# A-level Physics (Advancing Physics)/Doppler Effect/Worked Solutions

1. M31 (the Andromeda galaxy) is approaching us at about 120kms-1. What is its red-shift?

$z = \frac{v_s}{c} = \frac{-120000}{300000000} = -0.4 \times 10^{-3}$

The minus sign is important! Andromeda is blue-shifted!

2. Some light from M31 reaches us with a wavelength of 590nm. What is its wavelength, relative to M31?

$-0.0004 = \frac{\Delta\lambda}{\lambda_0} = \frac{\lambda - \lambda_0}{\lambda_0} = \frac{\lambda}{\lambda_0} - 1 = \frac{590 \times 10^{-9}}{\lambda_0} - 1$

$0.9996 = \frac{590 \times 10^{-9}}{\lambda_0}$

$\lambda_0 = \frac{590 \times 10^{-9}}{0.9996} = 590.23\mbox{ nm}$

3. Some light has a wavelength, relative to M31, of 480nm. What is its wavelength, relative to us?

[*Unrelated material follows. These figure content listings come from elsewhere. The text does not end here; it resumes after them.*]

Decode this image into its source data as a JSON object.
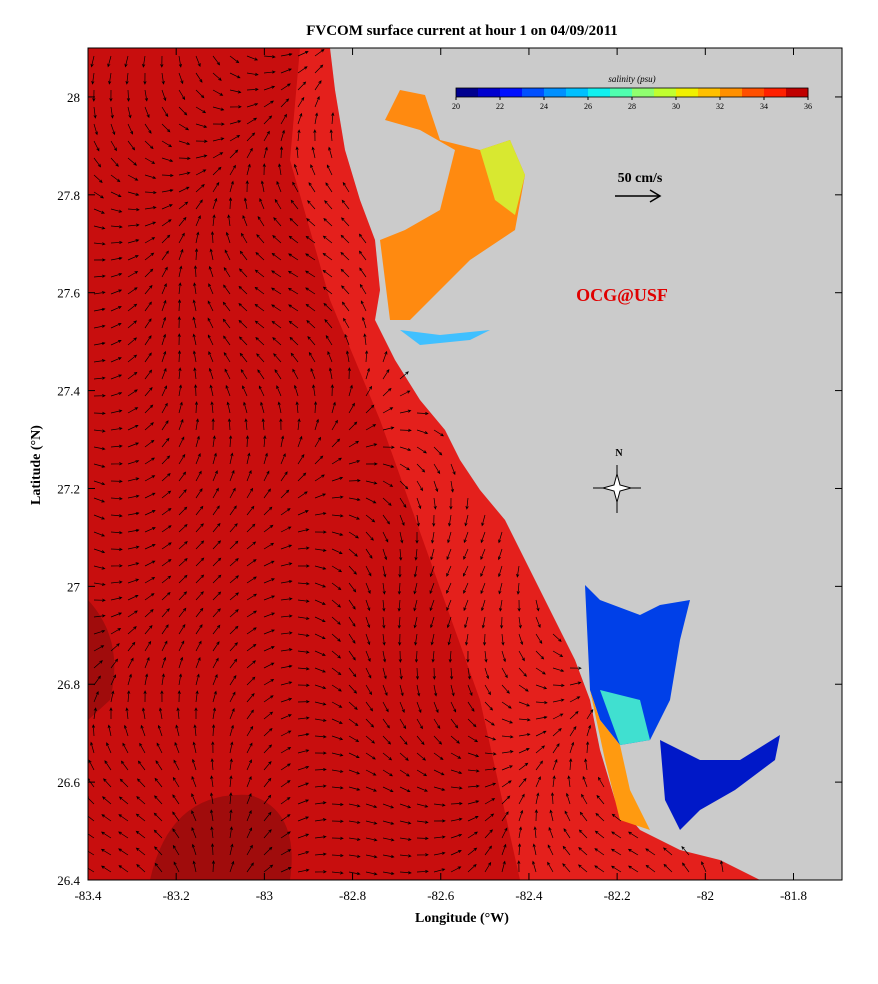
{
  "chart_data": {
    "type": "map",
    "title": "FVCOM surface current at hour 1 on 04/09/2011",
    "x_label": "Longitude (°W)",
    "y_label": "Latitude (°N)",
    "xlim": [
      -83.4,
      -81.69
    ],
    "ylim": [
      26.4,
      28.1
    ],
    "xticks": [
      -83.4,
      -83.2,
      -83,
      -82.8,
      -82.6,
      -82.4,
      -82.2,
      -82,
      -81.8
    ],
    "yticks": [
      26.4,
      26.6,
      26.8,
      27,
      27.2,
      27.4,
      27.6,
      27.8,
      28
    ],
    "colorbar": {
      "label": "salinity (psu)",
      "range": [
        20,
        36
      ],
      "ticks": [
        20,
        22,
        24,
        26,
        28,
        30,
        32,
        34,
        36
      ],
      "colors": [
        "#00008f",
        "#0000cf",
        "#0010ff",
        "#0050ff",
        "#0090ff",
        "#00c0ff",
        "#10f0ef",
        "#50ffaf",
        "#90ff70",
        "#c0ff30",
        "#f0f000",
        "#ffc000",
        "#ff9000",
        "#ff5000",
        "#ff2000",
        "#c00000"
      ]
    },
    "scale_label": "50 cm/s",
    "credit": "OCG@USF",
    "compass_label": "N"
  }
}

$0.9996 = \frac{\lambda}{\lambda_0} = \frac{\lambda}{480 \times 10^{-9}}$

$\lambda = 0.9996 \times 480 \times 10^{-9} = 479.808\mbox{ nm}$

4. A quasar emits electromagnetic radiation at a wavelength of 121.6nm. If, relative to us, this wavelength is red-shifted 0.2nm, what is the velocity of recession of the quasar?

$\frac{v_s}{c} = \frac{\Delta\lambda}{\lambda_0}$

$\frac{v_s}{3 \times 10^8} = \frac{0.2}{121.6} = 0.00164$

$v_s = 3 \times 10^8 \times 0.00164 = 493\mbox{ kms}^{-1}$

However, this is about as high a velocity as we can use the classical Doppler effect for.